Hello guys! I realy want to see some tournament mode in the game, or clan system. I want a game where you don't need to do 300 apm like starcraft, and you can play on tournaments.
Topic here By the way, if you had bothered to search the word "tournament" you would have gotten that thread as a first result. :roll:
So don't play with people that are super competitive? Heck play with people that are drunk. That always makes for an interesting game of, well, anything.
I'm going to try to leverage my community visibility when the game comes around (assuming the amount of free time I have doesn't die) and try some ideas. It sounds very cute but we are building something from nothing.
Is it wrong to already have designed a PA drinking game? 3-4 players, and 6-12 bots (depending on how drunk you want to get). Game is free-for-all, but starts as an agreed upon comp-stomp. Each time a comp dies, everyone takes a drink (I prefer whiskey). After all the comps are dead, you try damn hard to kill one another. Because driving asteroids around a solar system is best done when you can't see straight.
I want 1 v 1 tournaments, or 2 v 2 but the best is 1 v 1 , maybe this game will be enough good to play on tournaments.
One thing: Make it visible for the audience what every player is doing! By knowing that you can judge players better and root for plavstyles you like (teamgames...)
the game should be fun WHEN it's competitive seriously - look at SupCom and the knowledge, time, effort required to be competitive, that's not good game design it should be fun even when you lose - in so much as you cant take solace in successes you did have even if you didn't succeed in winning SC accomplishes this by having fewer and more impactful abilities. TA accomplished this by having longer more dynamic battles.

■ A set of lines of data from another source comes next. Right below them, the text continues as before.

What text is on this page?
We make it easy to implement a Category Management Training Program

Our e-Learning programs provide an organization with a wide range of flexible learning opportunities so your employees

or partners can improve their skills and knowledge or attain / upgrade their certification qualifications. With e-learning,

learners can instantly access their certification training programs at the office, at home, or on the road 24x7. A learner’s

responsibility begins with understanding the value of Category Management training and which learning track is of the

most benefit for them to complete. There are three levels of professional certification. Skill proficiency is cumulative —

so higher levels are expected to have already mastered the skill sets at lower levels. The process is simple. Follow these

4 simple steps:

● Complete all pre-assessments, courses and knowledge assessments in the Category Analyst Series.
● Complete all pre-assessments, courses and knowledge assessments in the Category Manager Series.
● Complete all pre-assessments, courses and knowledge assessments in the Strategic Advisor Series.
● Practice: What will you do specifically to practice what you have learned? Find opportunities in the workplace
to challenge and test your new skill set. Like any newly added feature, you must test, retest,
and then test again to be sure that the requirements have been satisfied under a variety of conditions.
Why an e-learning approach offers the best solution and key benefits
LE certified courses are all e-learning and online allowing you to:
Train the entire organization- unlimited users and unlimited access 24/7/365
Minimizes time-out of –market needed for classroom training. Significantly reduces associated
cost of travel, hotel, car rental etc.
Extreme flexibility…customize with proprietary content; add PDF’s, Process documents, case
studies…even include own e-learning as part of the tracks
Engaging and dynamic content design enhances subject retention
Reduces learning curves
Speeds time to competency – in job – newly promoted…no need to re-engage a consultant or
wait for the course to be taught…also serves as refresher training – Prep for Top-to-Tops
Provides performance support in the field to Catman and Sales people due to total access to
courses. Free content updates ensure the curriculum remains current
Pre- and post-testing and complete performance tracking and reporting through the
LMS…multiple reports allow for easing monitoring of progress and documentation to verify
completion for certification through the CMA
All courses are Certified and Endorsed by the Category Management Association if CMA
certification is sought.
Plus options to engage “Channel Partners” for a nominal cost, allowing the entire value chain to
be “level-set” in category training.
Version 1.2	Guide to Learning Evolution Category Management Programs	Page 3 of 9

I'm not sure what's not fun about competitive supcom. The game is inherently about optimizing and maximizing your production. The competitive scene is just a more extreme version of the base gameplay. Games like Starcraft don't know what they want to be when they grow up, so casual play is significantly different from competitive.
Another very important thing is the readability of the game. Make it so that a not involved viewer of a stream can tell whats happening and you nearly got the edge. As in bigger units== beter units bigger bullets == better bullets So no one that just wnats to watch a game needs to learn all stats to even understand a bit of the game.
It's not quite that simple, being tournament oriented changes the game design, and I find games designed like that aren't as much fun. I find Halo probably got it right, where the tourneyfriends get their own special ruleset.